Question

In case of a Van de Graff generator, the breakdown field of air is:
A). $2\times {10}^{8}V{m}^{-1}$
B). $3\times {10}^{6}V{m}^{-1}$
C). $2\times {10}^{-8}V{m}^{-1}$
D). $3\times {10}^{4}V{m}^{-1}$

Answer 1

Hint: Note that the breakdown field of air is entirely an empirical quantity, so it cannot be obtained via theoretical calculations. Now, we know that air is an insulator and acts like a dielectric. But when a suitable high voltage is applied to it, it breaks its insulative properties and becomes conductive, and allows the electric charges to pass through it along its field lines. The electric field as a result of this breakdown is called the breakdown field. In such a case, determine what its value could be.

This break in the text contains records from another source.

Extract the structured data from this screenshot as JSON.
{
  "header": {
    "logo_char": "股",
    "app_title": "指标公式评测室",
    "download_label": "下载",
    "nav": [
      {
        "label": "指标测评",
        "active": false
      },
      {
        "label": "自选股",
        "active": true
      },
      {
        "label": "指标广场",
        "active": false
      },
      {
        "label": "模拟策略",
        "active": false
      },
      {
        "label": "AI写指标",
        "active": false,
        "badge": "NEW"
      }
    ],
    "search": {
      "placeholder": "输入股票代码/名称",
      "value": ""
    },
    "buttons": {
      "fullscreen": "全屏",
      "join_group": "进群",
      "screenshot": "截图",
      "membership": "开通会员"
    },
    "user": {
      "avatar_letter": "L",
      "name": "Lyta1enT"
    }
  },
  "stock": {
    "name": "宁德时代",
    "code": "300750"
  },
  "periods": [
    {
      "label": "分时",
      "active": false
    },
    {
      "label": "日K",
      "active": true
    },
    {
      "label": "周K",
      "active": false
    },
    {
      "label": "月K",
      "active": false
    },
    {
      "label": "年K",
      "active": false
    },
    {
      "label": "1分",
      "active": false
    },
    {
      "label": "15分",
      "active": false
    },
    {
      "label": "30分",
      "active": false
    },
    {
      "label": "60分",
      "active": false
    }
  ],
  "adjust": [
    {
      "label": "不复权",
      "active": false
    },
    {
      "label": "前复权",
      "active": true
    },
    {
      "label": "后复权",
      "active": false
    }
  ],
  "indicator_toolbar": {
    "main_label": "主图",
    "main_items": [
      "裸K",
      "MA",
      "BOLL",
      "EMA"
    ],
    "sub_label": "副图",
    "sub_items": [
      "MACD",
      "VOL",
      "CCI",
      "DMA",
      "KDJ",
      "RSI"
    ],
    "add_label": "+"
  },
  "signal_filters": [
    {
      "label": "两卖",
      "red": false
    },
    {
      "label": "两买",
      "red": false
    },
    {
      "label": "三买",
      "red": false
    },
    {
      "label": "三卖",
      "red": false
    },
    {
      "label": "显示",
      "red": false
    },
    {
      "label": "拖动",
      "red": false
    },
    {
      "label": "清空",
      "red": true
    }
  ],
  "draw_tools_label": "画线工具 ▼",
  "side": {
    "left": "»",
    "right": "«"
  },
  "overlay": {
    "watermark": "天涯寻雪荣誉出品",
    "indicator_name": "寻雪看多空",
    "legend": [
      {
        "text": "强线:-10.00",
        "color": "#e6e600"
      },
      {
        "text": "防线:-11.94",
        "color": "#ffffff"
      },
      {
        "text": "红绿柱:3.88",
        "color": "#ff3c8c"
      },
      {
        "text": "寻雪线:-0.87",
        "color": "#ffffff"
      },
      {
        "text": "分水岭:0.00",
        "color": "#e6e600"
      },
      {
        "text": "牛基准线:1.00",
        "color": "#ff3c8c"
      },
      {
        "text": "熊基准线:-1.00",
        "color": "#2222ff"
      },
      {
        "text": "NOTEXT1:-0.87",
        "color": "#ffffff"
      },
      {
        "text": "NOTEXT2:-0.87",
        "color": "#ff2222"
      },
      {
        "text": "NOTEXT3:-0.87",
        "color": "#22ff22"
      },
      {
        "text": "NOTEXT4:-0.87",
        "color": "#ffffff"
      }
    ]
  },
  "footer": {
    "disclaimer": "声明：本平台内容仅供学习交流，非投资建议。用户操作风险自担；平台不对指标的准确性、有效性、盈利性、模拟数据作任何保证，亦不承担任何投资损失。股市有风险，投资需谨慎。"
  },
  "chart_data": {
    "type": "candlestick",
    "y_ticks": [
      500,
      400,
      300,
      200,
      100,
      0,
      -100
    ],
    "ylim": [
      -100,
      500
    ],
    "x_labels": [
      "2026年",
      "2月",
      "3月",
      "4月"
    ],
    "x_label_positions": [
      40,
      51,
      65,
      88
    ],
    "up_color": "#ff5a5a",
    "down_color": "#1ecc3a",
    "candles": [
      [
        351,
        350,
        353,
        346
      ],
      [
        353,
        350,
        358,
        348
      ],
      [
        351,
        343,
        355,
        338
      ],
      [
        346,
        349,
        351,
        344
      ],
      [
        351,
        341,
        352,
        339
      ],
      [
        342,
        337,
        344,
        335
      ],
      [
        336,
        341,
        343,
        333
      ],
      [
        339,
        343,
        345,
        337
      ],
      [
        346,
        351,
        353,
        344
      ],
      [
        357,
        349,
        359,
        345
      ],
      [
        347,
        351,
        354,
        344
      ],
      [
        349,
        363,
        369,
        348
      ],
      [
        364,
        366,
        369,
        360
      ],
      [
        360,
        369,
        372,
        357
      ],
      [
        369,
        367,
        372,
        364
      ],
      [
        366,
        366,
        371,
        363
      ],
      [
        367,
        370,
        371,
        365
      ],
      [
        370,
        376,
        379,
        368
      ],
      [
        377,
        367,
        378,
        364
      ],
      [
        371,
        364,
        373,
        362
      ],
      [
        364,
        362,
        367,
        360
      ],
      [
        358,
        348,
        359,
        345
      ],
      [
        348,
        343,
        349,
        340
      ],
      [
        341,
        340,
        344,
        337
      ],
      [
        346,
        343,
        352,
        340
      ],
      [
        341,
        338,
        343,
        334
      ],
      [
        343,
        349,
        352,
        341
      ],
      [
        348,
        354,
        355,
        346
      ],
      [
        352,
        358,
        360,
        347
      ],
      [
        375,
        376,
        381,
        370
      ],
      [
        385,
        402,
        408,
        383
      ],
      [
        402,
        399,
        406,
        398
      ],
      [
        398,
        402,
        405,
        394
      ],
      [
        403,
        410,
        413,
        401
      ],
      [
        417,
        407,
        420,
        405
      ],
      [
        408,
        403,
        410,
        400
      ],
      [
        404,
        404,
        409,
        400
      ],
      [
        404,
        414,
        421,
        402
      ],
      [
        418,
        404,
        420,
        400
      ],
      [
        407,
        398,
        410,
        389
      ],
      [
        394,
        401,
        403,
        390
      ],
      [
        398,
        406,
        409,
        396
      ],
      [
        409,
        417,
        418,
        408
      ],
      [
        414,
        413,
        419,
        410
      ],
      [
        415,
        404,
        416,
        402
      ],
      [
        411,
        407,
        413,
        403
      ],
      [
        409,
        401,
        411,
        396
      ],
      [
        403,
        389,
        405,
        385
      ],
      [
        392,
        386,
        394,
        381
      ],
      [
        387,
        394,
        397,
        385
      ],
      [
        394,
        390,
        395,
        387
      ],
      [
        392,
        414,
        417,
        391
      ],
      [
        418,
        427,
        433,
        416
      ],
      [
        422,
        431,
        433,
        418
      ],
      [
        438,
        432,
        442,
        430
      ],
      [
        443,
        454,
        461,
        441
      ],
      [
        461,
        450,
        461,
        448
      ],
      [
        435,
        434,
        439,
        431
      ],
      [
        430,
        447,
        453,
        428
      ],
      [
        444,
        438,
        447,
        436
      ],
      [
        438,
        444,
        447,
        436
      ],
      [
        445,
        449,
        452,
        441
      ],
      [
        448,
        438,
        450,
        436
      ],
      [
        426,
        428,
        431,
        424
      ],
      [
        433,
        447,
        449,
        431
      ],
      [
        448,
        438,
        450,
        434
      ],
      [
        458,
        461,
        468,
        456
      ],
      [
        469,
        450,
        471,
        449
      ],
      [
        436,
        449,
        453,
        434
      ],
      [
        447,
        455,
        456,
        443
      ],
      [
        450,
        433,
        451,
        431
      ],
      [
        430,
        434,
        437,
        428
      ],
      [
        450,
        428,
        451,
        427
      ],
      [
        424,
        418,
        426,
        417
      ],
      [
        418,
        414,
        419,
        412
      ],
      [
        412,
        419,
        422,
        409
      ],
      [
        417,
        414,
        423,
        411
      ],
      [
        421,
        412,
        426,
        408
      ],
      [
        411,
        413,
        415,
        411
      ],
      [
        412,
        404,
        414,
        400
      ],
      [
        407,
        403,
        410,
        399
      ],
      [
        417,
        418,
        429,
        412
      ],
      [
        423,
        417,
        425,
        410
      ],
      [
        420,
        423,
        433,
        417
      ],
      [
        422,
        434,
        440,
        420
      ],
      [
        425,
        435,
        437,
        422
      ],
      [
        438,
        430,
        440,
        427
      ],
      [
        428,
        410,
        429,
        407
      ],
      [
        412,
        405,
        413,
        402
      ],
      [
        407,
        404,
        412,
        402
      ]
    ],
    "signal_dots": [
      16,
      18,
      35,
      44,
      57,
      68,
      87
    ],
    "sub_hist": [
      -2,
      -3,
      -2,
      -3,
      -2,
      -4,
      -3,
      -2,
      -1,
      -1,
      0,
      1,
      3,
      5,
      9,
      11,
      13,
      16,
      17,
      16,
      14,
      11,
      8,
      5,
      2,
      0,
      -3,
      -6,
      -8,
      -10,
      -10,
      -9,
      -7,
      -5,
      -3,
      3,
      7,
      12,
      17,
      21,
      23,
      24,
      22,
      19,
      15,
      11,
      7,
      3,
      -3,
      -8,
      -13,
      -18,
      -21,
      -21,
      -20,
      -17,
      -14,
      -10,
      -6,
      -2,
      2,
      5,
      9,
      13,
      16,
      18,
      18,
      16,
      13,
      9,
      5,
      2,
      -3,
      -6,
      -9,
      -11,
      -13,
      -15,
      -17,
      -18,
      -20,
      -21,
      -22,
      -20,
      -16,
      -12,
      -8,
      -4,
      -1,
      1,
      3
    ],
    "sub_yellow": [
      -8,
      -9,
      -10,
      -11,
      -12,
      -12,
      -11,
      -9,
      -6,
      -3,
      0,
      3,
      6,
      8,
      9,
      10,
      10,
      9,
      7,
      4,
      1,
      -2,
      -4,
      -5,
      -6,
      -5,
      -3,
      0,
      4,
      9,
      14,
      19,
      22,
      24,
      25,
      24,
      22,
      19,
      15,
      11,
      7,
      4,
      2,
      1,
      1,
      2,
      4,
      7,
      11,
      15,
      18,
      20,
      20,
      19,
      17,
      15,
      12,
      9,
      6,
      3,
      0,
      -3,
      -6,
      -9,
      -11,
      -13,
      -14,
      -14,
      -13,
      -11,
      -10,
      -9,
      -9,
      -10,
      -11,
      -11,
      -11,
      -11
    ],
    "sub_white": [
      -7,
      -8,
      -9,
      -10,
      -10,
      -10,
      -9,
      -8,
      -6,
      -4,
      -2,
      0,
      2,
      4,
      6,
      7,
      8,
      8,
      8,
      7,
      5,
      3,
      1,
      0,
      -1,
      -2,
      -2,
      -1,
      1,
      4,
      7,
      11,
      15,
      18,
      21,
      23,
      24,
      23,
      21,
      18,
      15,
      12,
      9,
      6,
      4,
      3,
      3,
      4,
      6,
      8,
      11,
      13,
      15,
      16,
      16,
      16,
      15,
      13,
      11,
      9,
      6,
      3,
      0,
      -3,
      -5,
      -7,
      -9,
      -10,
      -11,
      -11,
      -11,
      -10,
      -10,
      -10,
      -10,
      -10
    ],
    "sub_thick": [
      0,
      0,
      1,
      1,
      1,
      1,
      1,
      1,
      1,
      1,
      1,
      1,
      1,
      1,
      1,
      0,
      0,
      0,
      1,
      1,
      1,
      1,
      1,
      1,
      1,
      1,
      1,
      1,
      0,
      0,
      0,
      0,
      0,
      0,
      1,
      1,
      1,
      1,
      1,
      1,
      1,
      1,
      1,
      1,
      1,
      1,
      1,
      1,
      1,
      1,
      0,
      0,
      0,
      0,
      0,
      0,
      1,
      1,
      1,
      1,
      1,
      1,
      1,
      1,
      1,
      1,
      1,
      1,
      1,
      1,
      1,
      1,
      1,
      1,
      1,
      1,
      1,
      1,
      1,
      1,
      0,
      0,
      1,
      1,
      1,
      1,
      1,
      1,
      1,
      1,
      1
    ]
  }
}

Complete step-by-step solution:
We know that a Van de Graff generator is basically an electrostatic generator which accumulates electric charges on a hollow metal shell by using an internally moving belt and is used to create very high electric potentials and high voltage direct current. Let us begin by looking at how it works.

A simple Van De Graff generator consists of an insulating belt usually made of rubber that runs over two moving pulleys $P_1$ and $P_2$, with the entire setup enclosed in a hollow spherical shell$S$ and an insulating column grounded at a metal base as shown in the figure. The metal comb $C_1$ is given a high positive potential. Its pointed tip discharges the positive charges onto the belt. The belt carries the positive charges upwards where it passes close to the metal comb $C_2$. These positive charges induce a negative charge on the tip of the comb $C_2$ due to which an equal positive charge is induced at the farther end of $C_2$. This farther end is connected to the hollow spherical shell$S$ and the induced positive charges get transferred and distributed over the surface of the spherical shell. The negative charge induced on the tip of $C_2$ gets discharged onto the belt carrying the positive charges, thereby neutralizing the belt as it passes over $P_2$, making it ready to receive the positively charged wind from comb $C_1$ again. This process is repeated multiple times until the electrical potential of the shell reaches several million volts. The shell stores the charges on its outer surface until discharged either by breakdown of the surrounding air as a spark, or by conduction to an adjacent earthed object.
Now, we know that air is normally an excellent insulator. However, when it is stressed by a sufficiently high voltage, it can begin to break down and become partially conductive. This voltage is called the breakdown voltage of air, and the resultant electric field that it arises from is called the breakdown field. This breakdown field, at normal temperature and pressure, is empirically found to be $3\times {10}^{6}V{m}^{-1}$, which means that 1 metre of air carries a potential of 3 megavolts.
Therefore, the correct choice would be B. $3\times {10}^{6}V{m}^{-1}$

Note: The voltage produced by most open-air Van de Graff machines are limited by arcing and corona discharge to about 5 megavolts. However, when placed in pressurized tanks of insulating gases, they can achieve potentials as high as 25 megavolts. Arcing is the phenomenon by which charges are able to jump through insulators or dielectrics by breaking them down, whereas corona is the electrical discharge caused by the ionization of the dielectric surrounding the conductor. Thus, arcing entails electrical discharge via flow of electrons, whereas corona entails electrical discharge via flow of ions.